A former Miss Australia and former Labor politician verbally abused her husband, punched him, threatened him with violence weekly and hit him with a shoe, a court has heard.
Kathryn Isobel Hay, 48, has pleaded not guilty to emotional abuse or intimidation by her then-partner Troy Shane Richardson from January 2014 to November 2022.
Richardson said Hay also pressured him to request the lifting of a family violence order against her and made him send an email to her siblings saying “it was all her fault.”
Former bassist and beauty pageant winner Kathryn Hay, 48, appeared at Launceston Magistrates’ Court on Tuesday.
Ms Hay (left) won Miss Tasmania and Miss Australia in 1999.

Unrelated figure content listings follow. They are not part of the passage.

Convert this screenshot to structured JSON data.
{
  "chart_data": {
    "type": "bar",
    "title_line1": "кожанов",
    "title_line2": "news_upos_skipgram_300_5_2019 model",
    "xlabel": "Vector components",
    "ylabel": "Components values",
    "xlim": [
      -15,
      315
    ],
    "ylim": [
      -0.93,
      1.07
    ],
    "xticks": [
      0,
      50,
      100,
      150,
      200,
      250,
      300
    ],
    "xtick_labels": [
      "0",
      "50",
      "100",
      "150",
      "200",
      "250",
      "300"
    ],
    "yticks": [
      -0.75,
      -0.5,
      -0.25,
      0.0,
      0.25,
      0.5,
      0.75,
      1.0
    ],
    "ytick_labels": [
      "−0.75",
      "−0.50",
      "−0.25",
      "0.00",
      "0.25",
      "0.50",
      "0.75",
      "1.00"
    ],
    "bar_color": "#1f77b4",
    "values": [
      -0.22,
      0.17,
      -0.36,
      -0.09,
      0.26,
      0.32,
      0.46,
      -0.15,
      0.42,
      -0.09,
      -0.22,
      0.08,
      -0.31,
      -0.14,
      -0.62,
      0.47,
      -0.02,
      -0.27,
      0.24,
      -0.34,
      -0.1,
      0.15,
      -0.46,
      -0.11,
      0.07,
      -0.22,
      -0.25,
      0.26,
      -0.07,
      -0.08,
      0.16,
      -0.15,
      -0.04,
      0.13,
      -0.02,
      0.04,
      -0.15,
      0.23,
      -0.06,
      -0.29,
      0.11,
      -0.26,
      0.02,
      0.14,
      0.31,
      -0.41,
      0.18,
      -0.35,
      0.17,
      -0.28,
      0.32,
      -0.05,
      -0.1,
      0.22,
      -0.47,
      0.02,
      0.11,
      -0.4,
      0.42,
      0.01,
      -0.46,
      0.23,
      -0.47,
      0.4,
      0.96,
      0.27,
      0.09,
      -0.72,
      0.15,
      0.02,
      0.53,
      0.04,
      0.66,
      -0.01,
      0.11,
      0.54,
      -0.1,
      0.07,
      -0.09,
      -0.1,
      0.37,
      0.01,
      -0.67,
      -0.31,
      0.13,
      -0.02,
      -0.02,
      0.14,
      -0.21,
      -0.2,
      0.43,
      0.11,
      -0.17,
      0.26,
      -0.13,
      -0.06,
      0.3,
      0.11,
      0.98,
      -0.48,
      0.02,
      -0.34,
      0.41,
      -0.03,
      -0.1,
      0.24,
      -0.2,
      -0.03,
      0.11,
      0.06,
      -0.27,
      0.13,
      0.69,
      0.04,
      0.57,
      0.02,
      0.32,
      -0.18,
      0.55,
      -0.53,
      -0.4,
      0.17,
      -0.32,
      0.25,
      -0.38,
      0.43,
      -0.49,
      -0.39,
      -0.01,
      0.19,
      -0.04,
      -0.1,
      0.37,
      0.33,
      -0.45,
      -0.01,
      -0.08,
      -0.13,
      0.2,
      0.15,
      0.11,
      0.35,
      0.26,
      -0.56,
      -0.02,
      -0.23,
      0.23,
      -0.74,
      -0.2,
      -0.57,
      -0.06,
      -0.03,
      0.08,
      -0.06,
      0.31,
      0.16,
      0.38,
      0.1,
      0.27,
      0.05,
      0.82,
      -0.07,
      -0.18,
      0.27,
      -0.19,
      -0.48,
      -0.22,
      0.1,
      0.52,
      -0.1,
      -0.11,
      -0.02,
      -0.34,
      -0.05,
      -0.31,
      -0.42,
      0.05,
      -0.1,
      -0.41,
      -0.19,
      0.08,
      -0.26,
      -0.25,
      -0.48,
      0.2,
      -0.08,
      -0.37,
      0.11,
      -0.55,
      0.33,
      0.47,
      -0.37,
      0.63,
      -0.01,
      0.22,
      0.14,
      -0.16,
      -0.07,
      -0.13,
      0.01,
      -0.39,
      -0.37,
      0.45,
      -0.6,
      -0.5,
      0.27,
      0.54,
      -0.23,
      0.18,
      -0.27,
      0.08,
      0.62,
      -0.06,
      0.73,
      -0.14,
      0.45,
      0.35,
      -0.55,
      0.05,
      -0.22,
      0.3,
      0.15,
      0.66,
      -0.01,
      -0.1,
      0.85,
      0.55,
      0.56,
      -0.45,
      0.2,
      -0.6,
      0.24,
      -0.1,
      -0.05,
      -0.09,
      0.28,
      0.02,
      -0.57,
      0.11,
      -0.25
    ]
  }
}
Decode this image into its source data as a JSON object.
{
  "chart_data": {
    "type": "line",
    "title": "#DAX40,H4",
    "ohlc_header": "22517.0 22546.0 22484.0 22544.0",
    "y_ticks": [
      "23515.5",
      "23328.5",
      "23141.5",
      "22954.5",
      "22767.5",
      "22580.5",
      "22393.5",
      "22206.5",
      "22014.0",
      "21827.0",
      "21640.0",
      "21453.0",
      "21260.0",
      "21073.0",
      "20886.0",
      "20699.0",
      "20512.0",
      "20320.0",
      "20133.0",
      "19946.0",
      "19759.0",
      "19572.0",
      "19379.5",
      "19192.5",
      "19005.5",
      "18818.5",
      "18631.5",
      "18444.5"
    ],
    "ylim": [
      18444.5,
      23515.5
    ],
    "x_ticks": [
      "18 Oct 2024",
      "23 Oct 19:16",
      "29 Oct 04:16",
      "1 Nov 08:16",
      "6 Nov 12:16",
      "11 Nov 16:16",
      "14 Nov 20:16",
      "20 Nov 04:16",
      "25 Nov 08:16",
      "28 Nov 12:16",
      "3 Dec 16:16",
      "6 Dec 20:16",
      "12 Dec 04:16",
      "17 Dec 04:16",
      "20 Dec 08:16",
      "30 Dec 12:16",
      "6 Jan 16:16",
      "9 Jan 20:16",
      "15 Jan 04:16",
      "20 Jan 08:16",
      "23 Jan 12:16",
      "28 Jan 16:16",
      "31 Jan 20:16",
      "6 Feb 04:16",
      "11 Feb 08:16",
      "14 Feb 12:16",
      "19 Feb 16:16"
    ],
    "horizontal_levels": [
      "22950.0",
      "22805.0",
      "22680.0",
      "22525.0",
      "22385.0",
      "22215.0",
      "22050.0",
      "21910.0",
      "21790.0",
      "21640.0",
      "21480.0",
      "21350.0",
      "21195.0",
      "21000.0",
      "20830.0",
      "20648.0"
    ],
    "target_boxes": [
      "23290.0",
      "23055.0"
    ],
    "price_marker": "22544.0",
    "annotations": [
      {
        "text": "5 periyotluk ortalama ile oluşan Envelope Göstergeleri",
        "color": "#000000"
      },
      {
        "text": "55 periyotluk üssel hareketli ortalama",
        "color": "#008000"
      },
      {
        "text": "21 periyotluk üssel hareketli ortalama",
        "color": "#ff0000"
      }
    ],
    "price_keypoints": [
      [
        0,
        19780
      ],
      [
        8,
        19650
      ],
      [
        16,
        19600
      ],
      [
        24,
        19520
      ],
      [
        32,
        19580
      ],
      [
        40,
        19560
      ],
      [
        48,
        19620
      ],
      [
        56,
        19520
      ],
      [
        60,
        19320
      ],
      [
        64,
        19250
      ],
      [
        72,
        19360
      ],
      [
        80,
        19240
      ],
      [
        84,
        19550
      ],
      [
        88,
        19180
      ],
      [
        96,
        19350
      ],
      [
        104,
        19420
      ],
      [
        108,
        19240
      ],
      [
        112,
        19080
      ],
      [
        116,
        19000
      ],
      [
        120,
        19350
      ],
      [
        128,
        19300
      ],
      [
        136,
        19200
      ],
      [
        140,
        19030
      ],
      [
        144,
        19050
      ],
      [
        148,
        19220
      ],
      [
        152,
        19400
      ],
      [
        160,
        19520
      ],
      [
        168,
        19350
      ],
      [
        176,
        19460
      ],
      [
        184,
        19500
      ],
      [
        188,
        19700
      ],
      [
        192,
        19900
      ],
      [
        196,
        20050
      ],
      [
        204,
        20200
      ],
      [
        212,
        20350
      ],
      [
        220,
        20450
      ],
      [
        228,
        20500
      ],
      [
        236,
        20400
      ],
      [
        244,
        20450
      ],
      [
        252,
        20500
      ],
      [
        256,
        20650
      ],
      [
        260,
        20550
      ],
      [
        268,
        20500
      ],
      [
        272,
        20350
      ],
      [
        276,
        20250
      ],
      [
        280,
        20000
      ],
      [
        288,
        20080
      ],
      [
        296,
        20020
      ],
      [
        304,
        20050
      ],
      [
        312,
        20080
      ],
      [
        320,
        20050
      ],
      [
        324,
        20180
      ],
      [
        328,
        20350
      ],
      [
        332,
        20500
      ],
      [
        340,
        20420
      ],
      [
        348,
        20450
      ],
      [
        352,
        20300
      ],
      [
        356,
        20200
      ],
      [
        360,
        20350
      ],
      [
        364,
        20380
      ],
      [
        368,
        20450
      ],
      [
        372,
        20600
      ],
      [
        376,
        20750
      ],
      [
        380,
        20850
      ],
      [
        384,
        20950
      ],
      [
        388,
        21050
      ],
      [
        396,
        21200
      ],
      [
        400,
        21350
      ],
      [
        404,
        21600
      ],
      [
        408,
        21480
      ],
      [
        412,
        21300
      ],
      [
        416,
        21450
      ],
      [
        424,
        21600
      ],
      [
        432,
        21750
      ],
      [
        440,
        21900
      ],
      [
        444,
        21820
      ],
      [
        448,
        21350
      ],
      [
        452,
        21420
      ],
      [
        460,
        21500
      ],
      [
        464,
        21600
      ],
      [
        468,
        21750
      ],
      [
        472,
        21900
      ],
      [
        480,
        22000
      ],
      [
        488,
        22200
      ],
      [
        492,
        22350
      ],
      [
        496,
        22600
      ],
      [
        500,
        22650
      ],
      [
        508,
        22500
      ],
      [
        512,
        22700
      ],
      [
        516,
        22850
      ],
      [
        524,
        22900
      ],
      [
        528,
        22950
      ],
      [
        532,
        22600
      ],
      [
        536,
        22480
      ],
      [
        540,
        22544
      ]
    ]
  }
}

Hay was crowned Miss Tasmania and Miss Australia in 1999 and served in the Tasmanian parliament as a Labor member from 2002 to 2006.
She appeared at Launceston Magistrates Court on Tuesday for the opening of a hearing expected to last several days.
Richardson said the couple met in 2009 at a dog show and married in 2012.
She described their relationship as “all rosy” but said things deteriorated around 2013 after the birth of their second child.
On a holiday in Melbourne in 2014, he said Hay hit him in the face with a shoe several times while driving because he “just didn’t do something right”.
She threw a bowl of cereal at him on the trip back to Tasmania and called him worthless, pathetic and corrupt, he said.
Richardson told the court there were threats of violence at least weekly and that Hay would give him lists of things that needed to be done.
‘If it wasn’t done correctly, it would receive abuse. If she was done, she would give me another list,’ she said.
“He often went out of his way to have an argument in public just to make me feel depressed.”
Former Miss Australia Kathryn Hay has pleaded not guilty to domestic violence charges
Ms Hay represented the Bass community in the Tasmanian parliament from 2002 to 2006, after winning Miss Tasmania and Miss Australia in 1999.
One of several messages allegedly showed Hay telling Mr Richardson to “get his f*** together”.
Richardson said he was left with a black eye after Hay hit him in 2020.
In December 2021, Hay was stopped by police for allegedly slapping Mr Richardson for driving too fast around a corner, resulting in a family violence order against her.
Richardson said Hay then demanded the order be revoked and spent 79 minutes on the phone with him telling him what to write.
Hay allegedly accused Mr Richardson of having an affair with a woman he had never met.
She also accused him of hacking into her phone and computer, and bugging her car. Richardson said police spoke to him but never charged anyone.
He said the allegations left him “devastated and depressed.”
Under cross-examination by Hay’s lawyer, Dermot Connors, Richardson agreed that the end of the marriage was bitter.
He denied having control of the couple’s finances and access to Hay’s Facebook account and sending messages to himself.
Richardson also denied allegations that payments she received to care for Hay were obtained against her will by falsely claiming she had major depression.
He disagreed with the claim that Hay only called him ac*** in 2021 and early 2022 when their relationship was “very bad”.